A sigla CLT (Consolidação das Leis do Trabalho) virou sinônimo de perrengue nas conversas e nas redes sociais entre parte da juventude brasileira. Para muitos adolescentes e jovens, a ideia de acordar cedo, pegar ônibus lotado e enfrentar um chefe em troca de um salário mínimo passou a representar fracasso, segundo reportagem do g1.

Uma das entrevistadas da reportagem, a publicitária Fabiana Sobrinho, de Mogi das Cruzes (SP), disse ter se surpreendido ao ouvir da filha de 12 anos a frase: “Vou estudar para não virar um CLT.” O termo já circula como forma de deboche entre os mais novos. “Conversei com outros adolescentes e todos tinham o mesmo pensamento: de que ser CLT é ser fracassado”, relatou Fabiana.
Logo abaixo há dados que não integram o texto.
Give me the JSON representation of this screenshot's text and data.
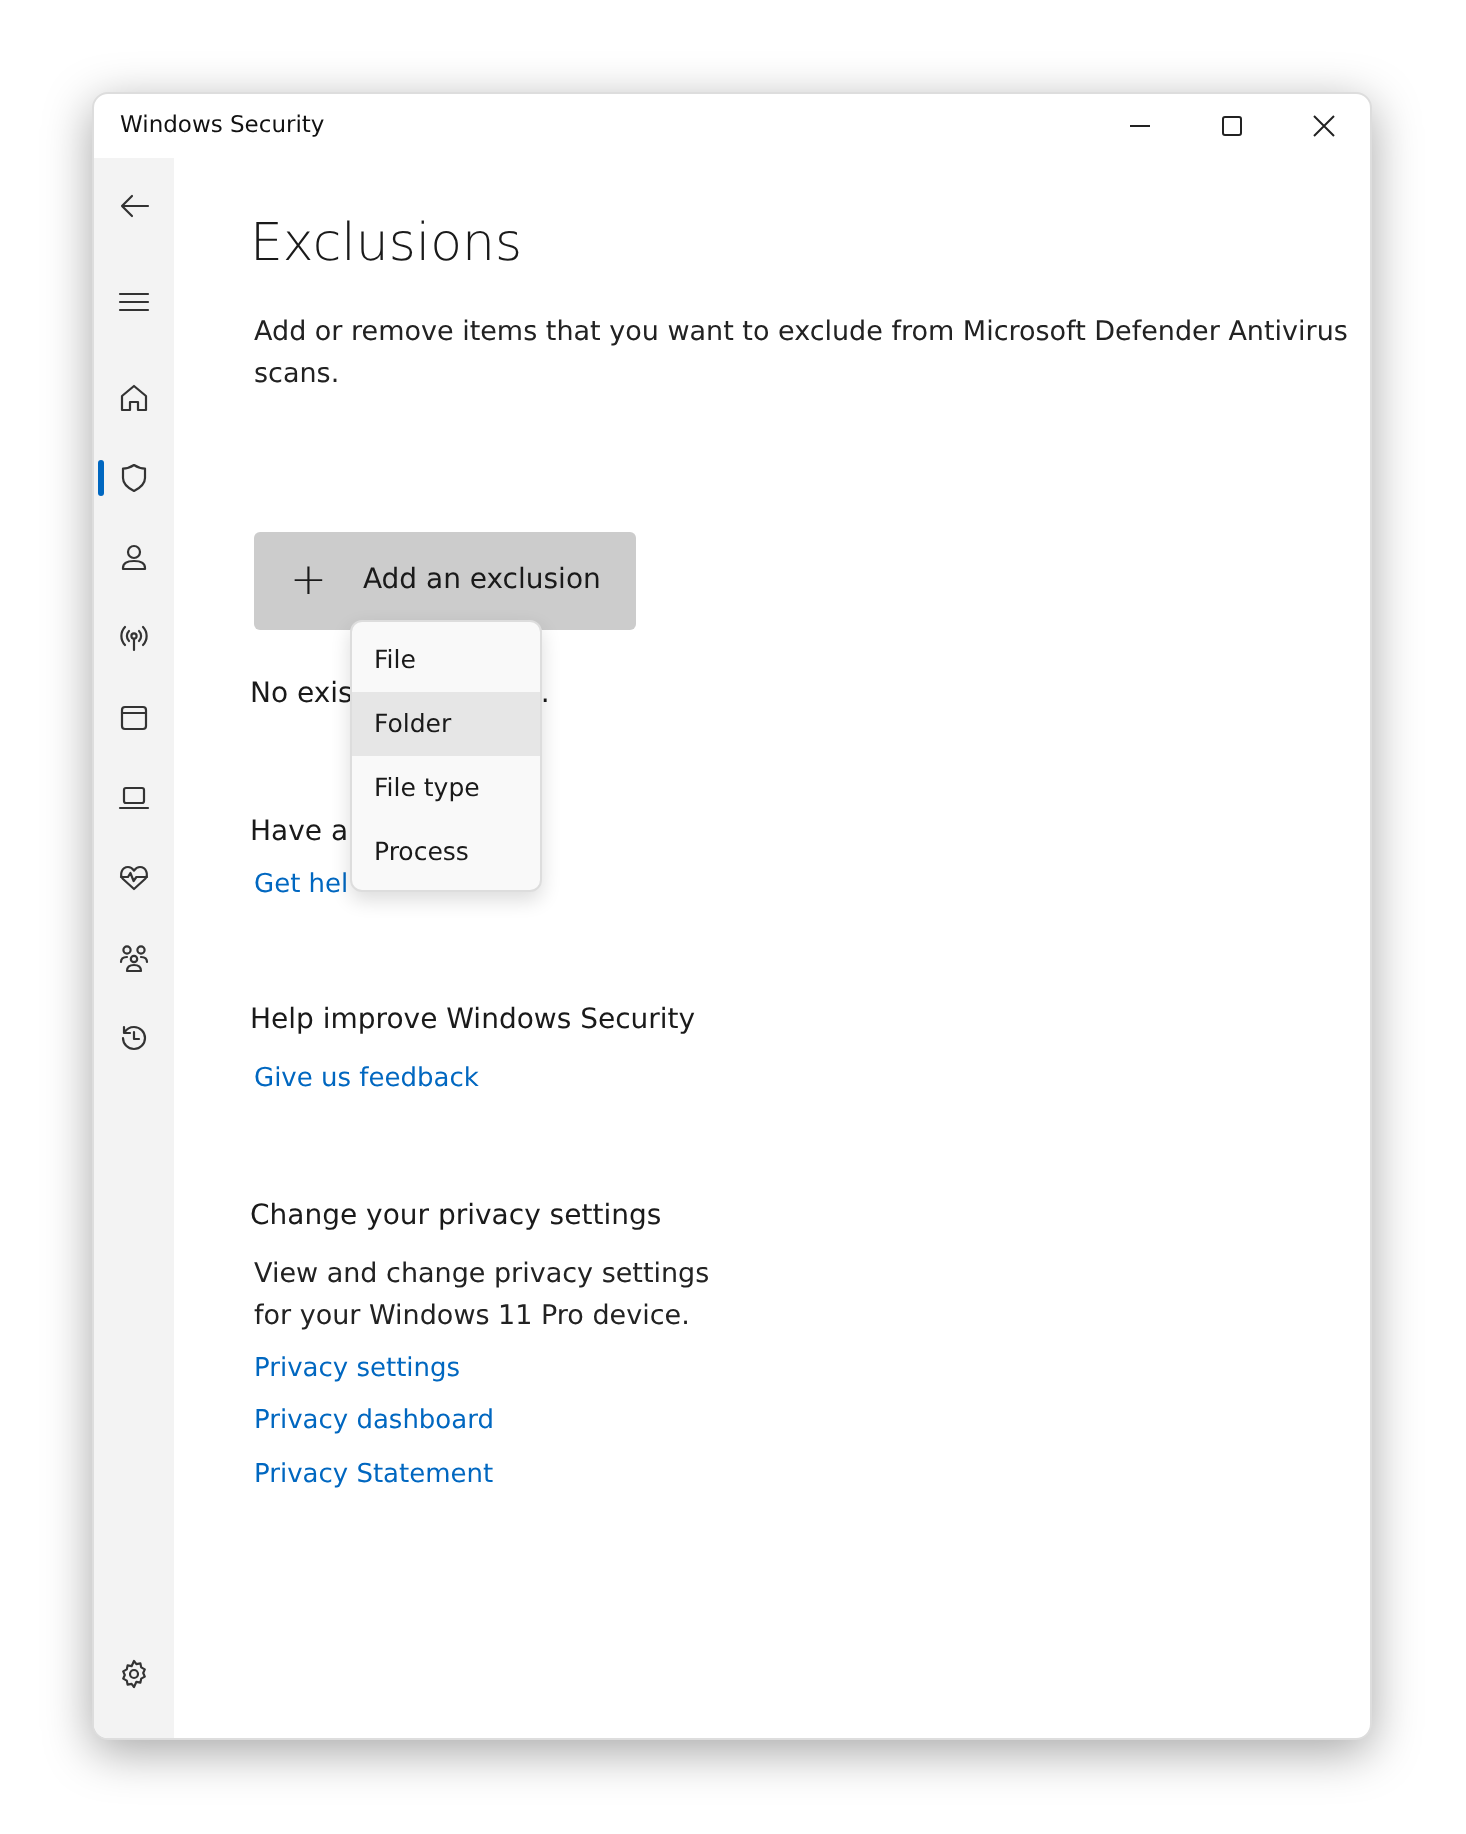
{
  "window": {
    "title": "Windows Security"
  },
  "sidebar": {
    "items": [
      {
        "kind": "back",
        "selected": false
      },
      {
        "kind": "menu",
        "selected": false
      },
      {
        "kind": "home",
        "selected": false
      },
      {
        "kind": "shield",
        "selected": true
      },
      {
        "kind": "person",
        "selected": false
      },
      {
        "kind": "antenna",
        "selected": false
      },
      {
        "kind": "window",
        "selected": false
      },
      {
        "kind": "laptop",
        "selected": false
      },
      {
        "kind": "heart",
        "selected": false
      },
      {
        "kind": "family",
        "selected": false
      },
      {
        "kind": "history",
        "selected": false
      }
    ],
    "settings": {
      "kind": "settings",
      "selected": false
    }
  },
  "page": {
    "title": "Exclusions",
    "description": "Add or remove items that you want to exclude from Microsoft Defender Antivirus scans.",
    "add_button": {
      "icon": "+",
      "label": "Add an exclusion"
    },
    "status_visible_start": "No exis",
    "status_visible_end": ".",
    "question_visible": "Have a",
    "help_link_visible": "Get hel",
    "sections": [
      {
        "heading": "Help improve Windows Security",
        "links": [
          "Give us feedback"
        ]
      },
      {
        "heading": "Change your privacy settings",
        "text": "View and change privacy settings for your Windows 11 Pro device.",
        "links": [
          "Privacy settings",
          "Privacy dashboard",
          "Privacy Statement"
        ]
      }
    ]
  },
  "dropdown_menu": {
    "items": [
      {
        "label": "File",
        "selected": false
      },
      {
        "label": "Folder",
        "selected": true
      },
      {
        "label": "File type",
        "selected": false
      },
      {
        "label": "Process",
        "selected": false
      }
    ]
  }
}
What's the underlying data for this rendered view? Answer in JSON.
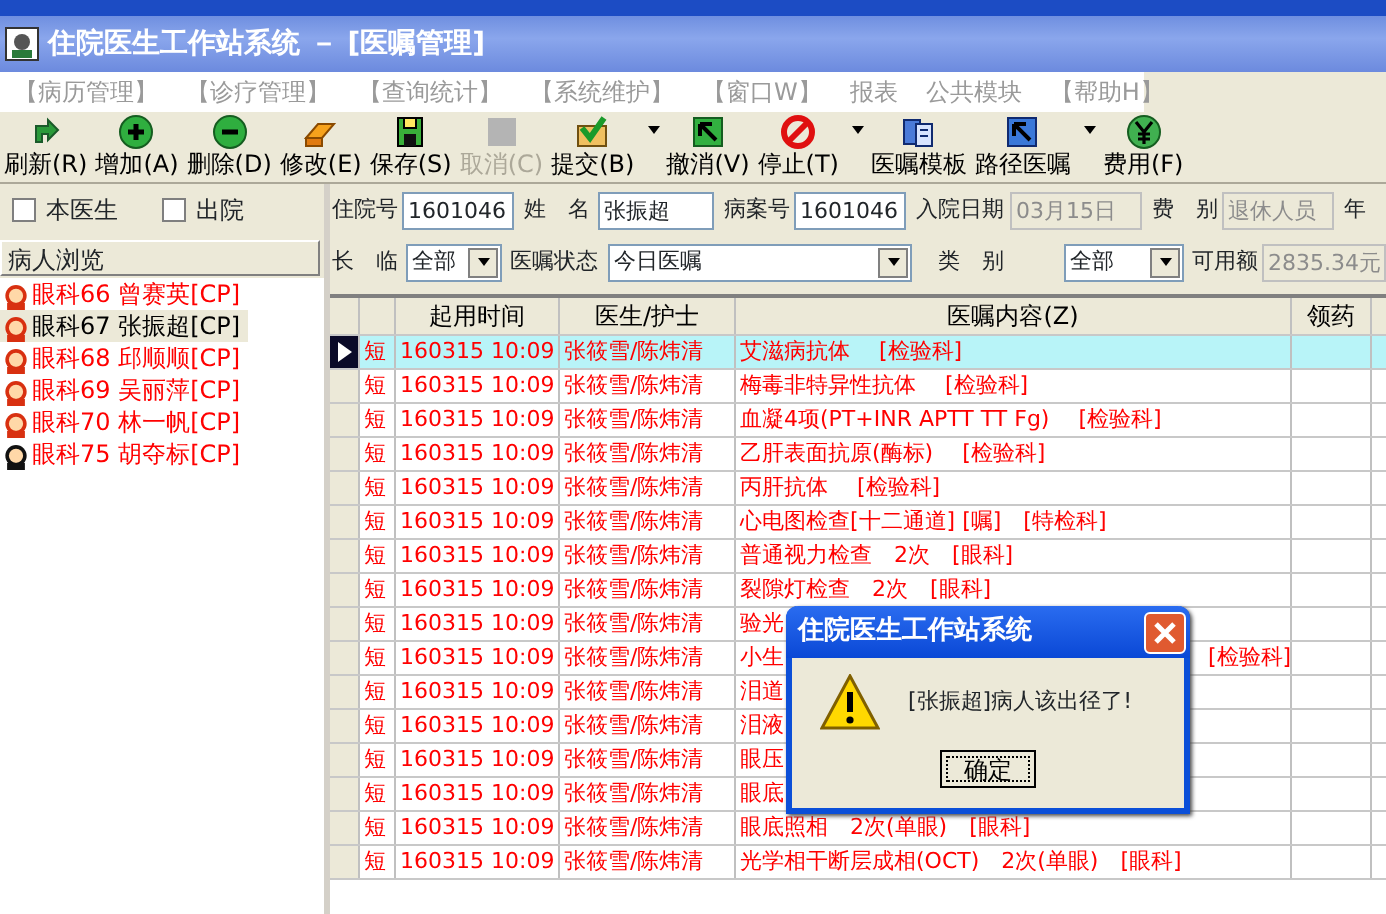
{
  "window": {
    "title": "住院医生工作站系统 － [医嘱管理]"
  },
  "menu": [
    "【病历管理】",
    "【诊疗管理】",
    "【查询统计】",
    "【系统维护】",
    "【窗口W】",
    "报表",
    "公共模块",
    "【帮助H】"
  ],
  "toolbar": [
    {
      "label": "刷新(R)",
      "dropdown": false,
      "disabled": false
    },
    {
      "label": "增加(A)",
      "dropdown": false,
      "disabled": false
    },
    {
      "label": "删除(D)",
      "dropdown": false,
      "disabled": false
    },
    {
      "label": "修改(E)",
      "dropdown": false,
      "disabled": false
    },
    {
      "label": "保存(S)",
      "dropdown": false,
      "disabled": false
    },
    {
      "label": "取消(C)",
      "dropdown": false,
      "disabled": true
    },
    {
      "label": "提交(B)",
      "dropdown": true,
      "disabled": false
    },
    {
      "label": "撤消(V)",
      "dropdown": false,
      "disabled": false
    },
    {
      "label": "停止(T)",
      "dropdown": true,
      "disabled": false
    },
    {
      "label": "医嘱模板",
      "dropdown": false,
      "disabled": false
    },
    {
      "label": "路径医嘱",
      "dropdown": true,
      "disabled": false
    },
    {
      "label": "费用(F)",
      "dropdown": false,
      "disabled": false
    }
  ],
  "filters": [
    {
      "label": "本医生",
      "checked": false
    },
    {
      "label": "出院",
      "checked": false
    }
  ],
  "patients": {
    "header": "病人浏览",
    "items": [
      {
        "label": "眼科66  曾赛英[CP]",
        "kind": "female",
        "selected": false
      },
      {
        "label": "眼科67  张振超[CP]",
        "kind": "female",
        "selected": true
      },
      {
        "label": "眼科68  邱顺顺[CP]",
        "kind": "female",
        "selected": false
      },
      {
        "label": "眼科69  吴丽萍[CP]",
        "kind": "female",
        "selected": false
      },
      {
        "label": "眼科70  林一帆[CP]",
        "kind": "female",
        "selected": false
      },
      {
        "label": "眼科75  胡夺标[CP]",
        "kind": "male",
        "selected": false
      }
    ]
  },
  "form": {
    "row_1": [
      {
        "label": "住院号",
        "value": "1601046",
        "disabled": false
      },
      {
        "label": "姓　名",
        "value": "张振超",
        "disabled": false
      },
      {
        "label": "病案号",
        "value": "1601046",
        "disabled": false
      },
      {
        "label": "入院日期",
        "value": "03月15日",
        "disabled": true
      },
      {
        "label": "费　别",
        "value": "退休人员",
        "disabled": true
      },
      {
        "label": "年"
      }
    ],
    "row_2": [
      {
        "label": "长　临",
        "kind": "select",
        "value": "全部"
      },
      {
        "label": "医嘱状态",
        "kind": "select",
        "value": "今日医嘱"
      },
      {
        "label": "类　别",
        "kind": "select",
        "value": "全部"
      },
      {
        "label": "可用额",
        "kind": "readonly",
        "value": "2835.34元"
      }
    ]
  },
  "table": {
    "columns": [
      "起用时间",
      "医生/护士",
      "医嘱内容(Z)",
      "领药"
    ],
    "rows": [
      {
        "type": "短",
        "time": "160315 10:09",
        "staff": "张筱雪/陈炜清",
        "content": "艾滋病抗体　 [检验科]",
        "selected": true
      },
      {
        "type": "短",
        "time": "160315 10:09",
        "staff": "张筱雪/陈炜清",
        "content": "梅毒非特异性抗体　 [检验科]",
        "selected": false
      },
      {
        "type": "短",
        "time": "160315 10:09",
        "staff": "张筱雪/陈炜清",
        "content": "血凝4项(PT+INR APTT TT Fg)　 [检验科]",
        "selected": false
      },
      {
        "type": "短",
        "time": "160315 10:09",
        "staff": "张筱雪/陈炜清",
        "content": "乙肝表面抗原(酶标)　 [检验科]",
        "selected": false
      },
      {
        "type": "短",
        "time": "160315 10:09",
        "staff": "张筱雪/陈炜清",
        "content": "丙肝抗体　 [检验科]",
        "selected": false
      },
      {
        "type": "短",
        "time": "160315 10:09",
        "staff": "张筱雪/陈炜清",
        "content": "心电图检查[十二通道] [嘱]　[特检科]",
        "selected": false
      },
      {
        "type": "短",
        "time": "160315 10:09",
        "staff": "张筱雪/陈炜清",
        "content": "普通视力检查　2次　[眼科]",
        "selected": false
      },
      {
        "type": "短",
        "time": "160315 10:09",
        "staff": "张筱雪/陈炜清",
        "content": "裂隙灯检查　2次　[眼科]",
        "selected": false
      },
      {
        "type": "短",
        "time": "160315 10:09",
        "staff": "张筱雪/陈炜清",
        "content": "验光",
        "selected": false
      },
      {
        "type": "短",
        "time": "160315 10:09",
        "staff": "张筱雪/陈炜清",
        "content": "小生",
        "tail": "[检验科]",
        "selected": false
      },
      {
        "type": "短",
        "time": "160315 10:09",
        "staff": "张筱雪/陈炜清",
        "content": "泪道",
        "selected": false
      },
      {
        "type": "短",
        "time": "160315 10:09",
        "staff": "张筱雪/陈炜清",
        "content": "泪液",
        "selected": false
      },
      {
        "type": "短",
        "time": "160315 10:09",
        "staff": "张筱雪/陈炜清",
        "content": "眼压",
        "selected": false
      },
      {
        "type": "短",
        "time": "160315 10:09",
        "staff": "张筱雪/陈炜清",
        "content": "眼底",
        "selected": false
      },
      {
        "type": "短",
        "time": "160315 10:09",
        "staff": "张筱雪/陈炜清",
        "content": "眼底照相　2次(单眼)　[眼科]",
        "selected": false
      },
      {
        "type": "短",
        "time": "160315 10:09",
        "staff": "张筱雪/陈炜清",
        "content": "光学相干断层成相(OCT)　2次(单眼)　[眼科]",
        "selected": false
      }
    ]
  },
  "dialog": {
    "title": "住院医生工作站系统",
    "message": "[张振超]病人该出径了!",
    "button": "确定"
  }
}
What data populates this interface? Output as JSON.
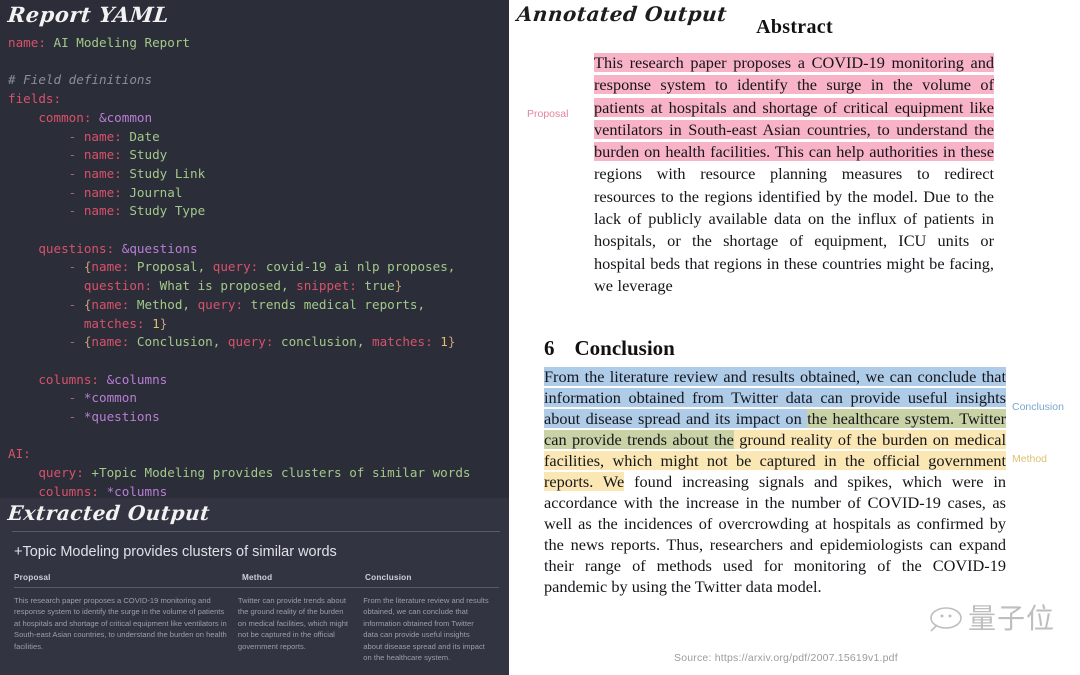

A tendência, que ganha força no TikTok e no Instagram, se manifesta em memes e desabafos como: “Imagina ser CLT a vida toda. Deus me livre!”. A aversão ao regime de trabalho formal, porém, não é novidade — mas se intensifica com uma combinação de insatisfação histórica, precarização laboral e a promessa fácil de sucesso no empreendedorismo digital.

Raízes históricas da rejeição à CLT e a fantasia da liberdade

A insatisfação com o trabalho formal no Brasil tem raízes profundas. A antropóloga Rosana Pinheiro-Machado, que estuda transformações no mundo do trabalho, aponta uma herança da escravidão e a crônica desvalorização do emprego no país. “As pessoas preferem se virar e sentir que são livres a ter um patrão que as humilha”, disse ao g1.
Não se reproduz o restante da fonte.